- Memunda Location in Kerala, India Memunda Memunda (India)
- Coordinates: 11°36′2″N 75°38′2″E﻿ / ﻿11.60056°N 75.63389°E
- Country: India
- State: Kerala
- District: Kozhikode

Population
- • Total: 10,960 (2,001)

Languages
- • Official: Malayalam, English
- Time zone: UTC+5:30 (IST)
- PIN: 673104
- Telephone code: 496252
- Vehicle registration: KL-18
- Nearest city: Calicut
- Sex ratio: 3.2 ♂/♀
- Literacy: 81.3,%
- Lok Sabha constituency: Vatakara

= Memunda =

Memunda is a village near Vatakara town in Kozhikode district of Kerala, south India. The Lokanarkavu Temple is located at Memunda.

==Geography ==
Memunda is located on the east coast(6 km away) of Arabian Sea. It is surrounded by two hills, Muthappan hill and Valiya Mala.
==History==
The story of Thacholi Othenan is related to Memunda. Many exploits of Thacholi Othenan, the hero of the ballads of north malabar (Vadakkan Pattukal) were held in is the Lokanarkavu, in Memunda. Annual ceremonies are conducted in memory of "Othenan" whose birthplace is Manikoth, Meppayil near Memunda.

==Tourism==
The main attraction in Memunda is the 'Lokanarkavu Utsavam' (festival) during the months of Vrishchikam (November–December) and Meenam (March–April). The village has three rock-cut caves. The majority of the residents of Memunda are day laborers although there also reside many architects, teachers, and remote workers. There is also Kunnoth Para Quarry, a rock quarry in Memunda.

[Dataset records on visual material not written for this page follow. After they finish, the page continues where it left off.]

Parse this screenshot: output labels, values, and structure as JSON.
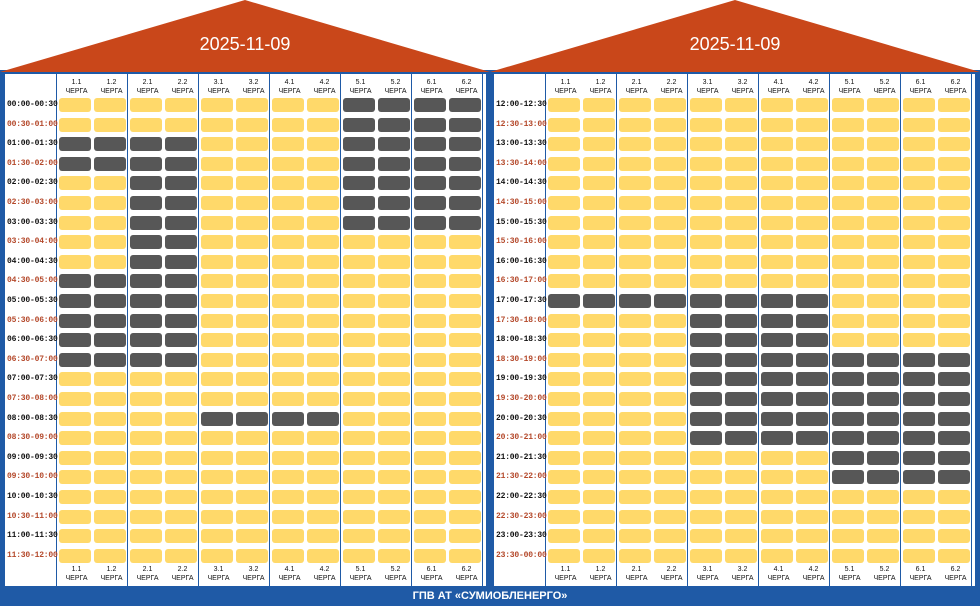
{
  "colors": {
    "frame": "#1f5aa6",
    "roof": "#c9471a",
    "power_on": "#ffd96a",
    "power_off": "#575757",
    "half_hour_label": "#b4482a"
  },
  "queue_word": "ЧЕРГА",
  "queues": [
    "1.1",
    "1.2",
    "2.1",
    "2.2",
    "3.1",
    "3.2",
    "4.1",
    "4.2",
    "5.1",
    "5.2",
    "6.1",
    "6.2"
  ],
  "footer": "ГПВ АТ «СУМИОБЛЕНЕРГО»",
  "panels": [
    {
      "date": "2025-11-09",
      "slots": [
        {
          "time": "00:00-00:30",
          "off": [
            9,
            10,
            11,
            12
          ]
        },
        {
          "time": "00:30-01:00",
          "off": [
            9,
            10,
            11,
            12
          ]
        },
        {
          "time": "01:00-01:30",
          "off": [
            1,
            2,
            3,
            4,
            9,
            10,
            11,
            12
          ]
        },
        {
          "time": "01:30-02:00",
          "off": [
            1,
            2,
            3,
            4,
            9,
            10,
            11,
            12
          ]
        },
        {
          "time": "02:00-02:30",
          "off": [
            3,
            4,
            9,
            10,
            11,
            12
          ]
        },
        {
          "time": "02:30-03:00",
          "off": [
            3,
            4,
            9,
            10,
            11,
            12
          ]
        },
        {
          "time": "03:00-03:30",
          "off": [
            3,
            4,
            9,
            10,
            11,
            12
          ]
        },
        {
          "time": "03:30-04:00",
          "off": [
            3,
            4
          ]
        },
        {
          "time": "04:00-04:30",
          "off": [
            3,
            4
          ]
        },
        {
          "time": "04:30-05:00",
          "off": [
            1,
            2,
            3,
            4
          ]
        },
        {
          "time": "05:00-05:30",
          "off": [
            1,
            2,
            3,
            4
          ]
        },
        {
          "time": "05:30-06:00",
          "off": [
            1,
            2,
            3,
            4
          ]
        },
        {
          "time": "06:00-06:30",
          "off": [
            1,
            2,
            3,
            4
          ]
        },
        {
          "time": "06:30-07:00",
          "off": [
            1,
            2,
            3,
            4
          ]
        },
        {
          "time": "07:00-07:30",
          "off": []
        },
        {
          "time": "07:30-08:00",
          "off": []
        },
        {
          "time": "08:00-08:30",
          "off": [
            5,
            6,
            7,
            8
          ]
        },
        {
          "time": "08:30-09:00",
          "off": []
        },
        {
          "time": "09:00-09:30",
          "off": []
        },
        {
          "time": "09:30-10:00",
          "off": []
        },
        {
          "time": "10:00-10:30",
          "off": []
        },
        {
          "time": "10:30-11:00",
          "off": []
        },
        {
          "time": "11:00-11:30",
          "off": []
        },
        {
          "time": "11:30-12:00",
          "off": []
        }
      ]
    },
    {
      "date": "2025-11-09",
      "slots": [
        {
          "time": "12:00-12:30",
          "off": []
        },
        {
          "time": "12:30-13:00",
          "off": []
        },
        {
          "time": "13:00-13:30",
          "off": []
        },
        {
          "time": "13:30-14:00",
          "off": []
        },
        {
          "time": "14:00-14:30",
          "off": []
        },
        {
          "time": "14:30-15:00",
          "off": []
        },
        {
          "time": "15:00-15:30",
          "off": []
        },
        {
          "time": "15:30-16:00",
          "off": []
        },
        {
          "time": "16:00-16:30",
          "off": []
        },
        {
          "time": "16:30-17:00",
          "off": []
        },
        {
          "time": "17:00-17:30",
          "off": [
            1,
            2,
            3,
            4,
            5,
            6,
            7,
            8
          ]
        },
        {
          "time": "17:30-18:00",
          "off": [
            5,
            6,
            7,
            8
          ]
        },
        {
          "time": "18:00-18:30",
          "off": [
            5,
            6,
            7,
            8
          ]
        },
        {
          "time": "18:30-19:00",
          "off": [
            5,
            6,
            7,
            8,
            9,
            10,
            11,
            12
          ]
        },
        {
          "time": "19:00-19:30",
          "off": [
            5,
            6,
            7,
            8,
            9,
            10,
            11,
            12
          ]
        },
        {
          "time": "19:30-20:00",
          "off": [
            5,
            6,
            7,
            8,
            9,
            10,
            11,
            12
          ]
        },
        {
          "time": "20:00-20:30",
          "off": [
            5,
            6,
            7,
            8,
            9,
            10,
            11,
            12
          ]
        },
        {
          "time": "20:30-21:00",
          "off": [
            5,
            6,
            7,
            8,
            9,
            10,
            11,
            12
          ]
        },
        {
          "time": "21:00-21:30",
          "off": [
            9,
            10,
            11,
            12
          ]
        },
        {
          "time": "21:30-22:00",
          "off": [
            9,
            10,
            11,
            12
          ]
        },
        {
          "time": "22:00-22:30",
          "off": []
        },
        {
          "time": "22:30-23:00",
          "off": []
        },
        {
          "time": "23:00-23:30",
          "off": []
        },
        {
          "time": "23:30-00:00",
          "off": []
        }
      ]
    }
  ]
}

==Constituent villages of Memunda==
- Memunda
- Keezhal
- Kavil
- Kuttoth
- Arakulngara
- Bankroad

==Transportation==
Memunda is connected to other parts of India through Vatakara city in the west and Kuttiady in the east. National Highway 66 passes through Vatakara and the northern stretch connects to Mangalore, Goa and Mumbai. The southern stretch connects to Cochin and Trivandrum. The eastern Highway going through Kuttiady connects to Mananthavady, Mysore and Bangalore. The nearest airports are at Kannur and Kozhikode. The nearest railway station is at Vatakara.